Ансельмо отдал ему свою кружку и пошел в пещеру за еще одной. Вернувшись, он зачерпнул ею из миски доверху, и они чокнулись.
Вино оказалось хорошим, немного отдавало смолой от бурдюка, но на вкус превосходным, легким и освежающим. Роберт Джордан пил медленно, ощущая, как по усталому телу разливается тепло.
– Еда скоро будет готова, – сказал Пабло. – А этот иностранец с чудны́м именем, как он умер?
– Покончил с собой, чтобы его не схватили.
– Как это случилось?
– Он был ранен и не хотел попасть в плен.
– А подробности?
– Я их не знаю, – солгал Роберт Джордан. Подробности были ему хорошо известны, но он считал, что это неподходящая сейчас тема для разговора.

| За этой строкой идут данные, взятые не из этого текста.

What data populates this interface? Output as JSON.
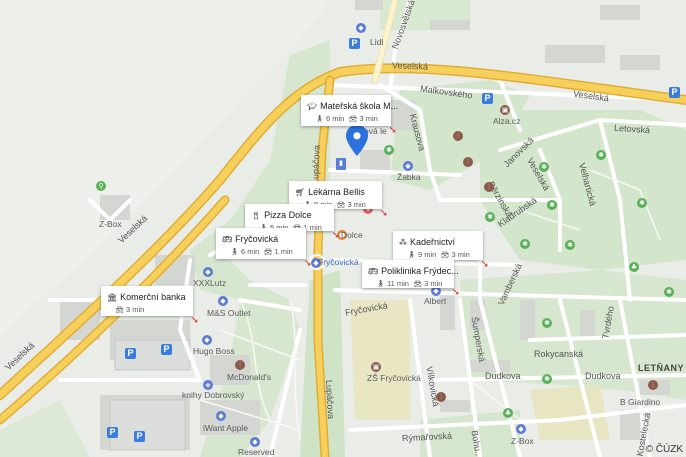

– Он заставил нас пообещать, что мы пристрелим его, если его ранят во время задания и он не сможет идти, – сказал Пабло. – Очень чудно́ он говорил. – Должно быть, ему уже тогда это не давало покоя, подумал Роберт Джордан. Бедняга Кашкин. – Он не признавал самоубийства, сам мне это сказал. И очень боялся пыток.
– Это он тоже сам тебе сказал? – спросил Роберт Джордан.
– Да, – подтвердил цыган. – Он всем нам это говорил.
– Ты тоже участвовал в подрыве поезда?
– Да. Мы все там были.
– Очень чудно́ он говорил, – повторил Пабло. – Но был очень храбрым.
Бедный старина Кашкин, снова подумал Роберт Джордан. Наверное, он принес здесь больше вреда, чем пользы. Жаль, я не знал, что он так давно страдает этими страхами. Надо было отстранить его тогда. Нельзя идти на задание с людьми, у которых подобные мысли в голове. Такие разговоры недопустимы. Даже если эти люди выполняют задание, они приносят больше вреда, чем пользы, своими разговорами.
– Он был немного странным, – сказал Роберт Джордан. – Думаю, даже чуточку чокнутым.
– Но взрывы устраивал здорово, – сказал цыган. – И был очень храбрым.
– Но чокнутым, – повторил Роберт Джордан. – В такой работе, как наша, нужно иметь ясную голову и быть исключительно хладнокровным. Такие разговоры только мешают.
– А сам ты как? – спросил Пабло. – Если тебя ранят там, на мосту, ты не побоишься остаться один?
– Слушай, – ответил Роберт Джордан, наклоняясь и зачерпывая кружкой еще вина. – Слушай меня внимательно. Если когда-нибудь у меня появится необходимость кого-либо о чем-либо попросить, я сделаю это в тот момент, когда эта необходимость возникнет.
– Точно, – одобрил цыган. – Так и должен говорить правильный парень. А, вот и еда.